The first step in managing the confidentiality of an organization is classifying information by its secrecy level (stakeholders must understand which information is confidential). Further steps include offering internal guidance on the disseminating of information and conducting periodic monitoring on compliance with the rules. For instance, in a liquidity risk scenario, it would not be so time-consuming to monitor whether internal auditors used confidential information for personal gain.
Even the competency principle would inevitably be impaired by dishonesty. It is hard to believe that a dishonest person would improve his or her skills in a disciplined manner. However, our integrity-lacking internal auditor would likely improve on their "cheating" competencies.

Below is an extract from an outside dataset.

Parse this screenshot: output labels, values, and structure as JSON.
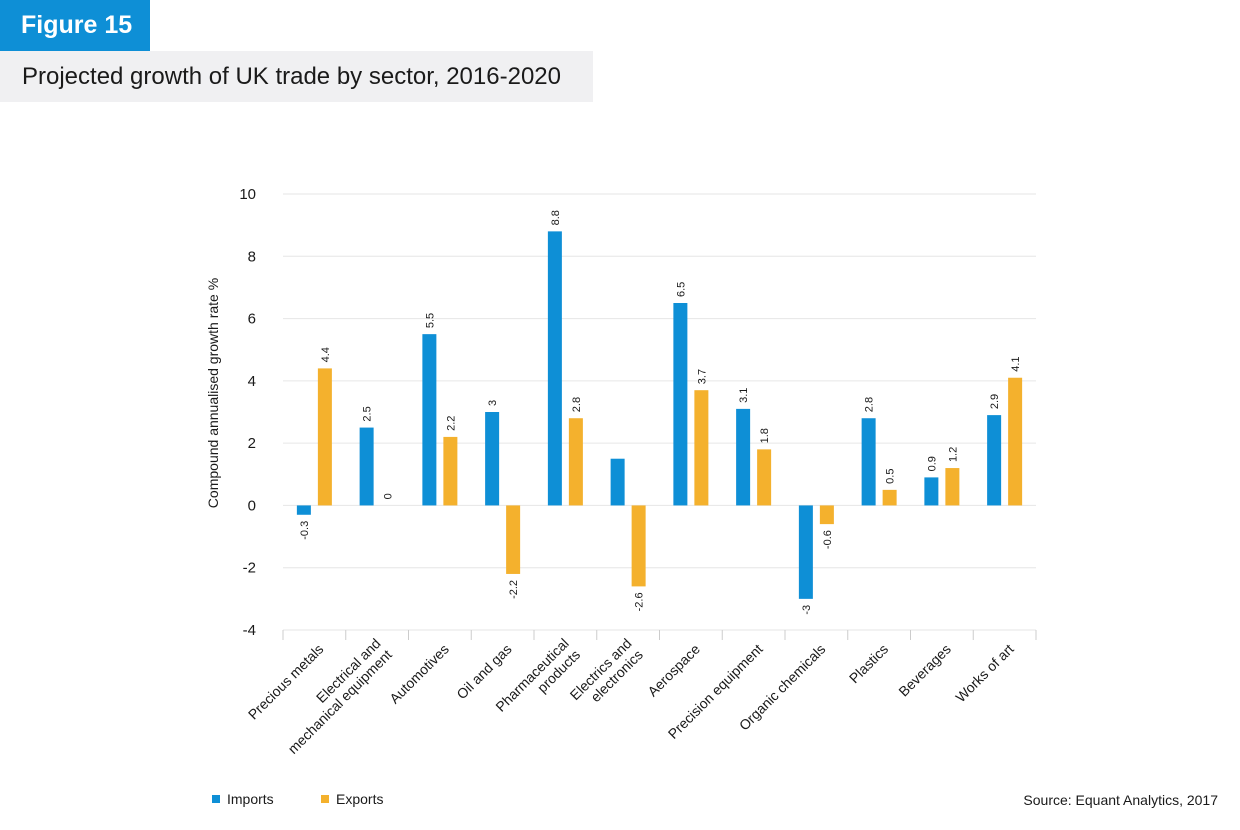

In the desire to be evaluated as a competent auditor, internal auditors might overstate the knowledge and skills they possess and engage in audit assignments not familiar to them. Alternatively, in an attempt to comply with the requirement to continuously improve on proficiency, an internal auditor might take ineffective courses in order only to check the box within an individual development program.
The best way to keep auditors aligned with the competency principle is a quality assurance and improvement program (QAIP), ensuring that all components stated by the respective standards are in place. For competency frameworks establishing requirements for each position within the internal audit function and respective evaluation practices, these must be designed and implemented. In the presence of approved individual development plans, also a feature of QAIPs, opportunities to select ineffective trainings will be definitely reduced.
It would be impossible to summarize all risks related to a lack of integrity and possible measures intended to manage them. The simplest way to avoid risks related to the integrity principle is to maintain an ethical climate within the organization as a whole, and specifically within the internal audit function. We must promote the integrity principle every single minute of our lives.
Aziz Fataliyev, CIA, is president and chairman of the board of IIA–Azerbaijan, and head of the internal audit department at Yelo Bank OJSC in Azerbaijan.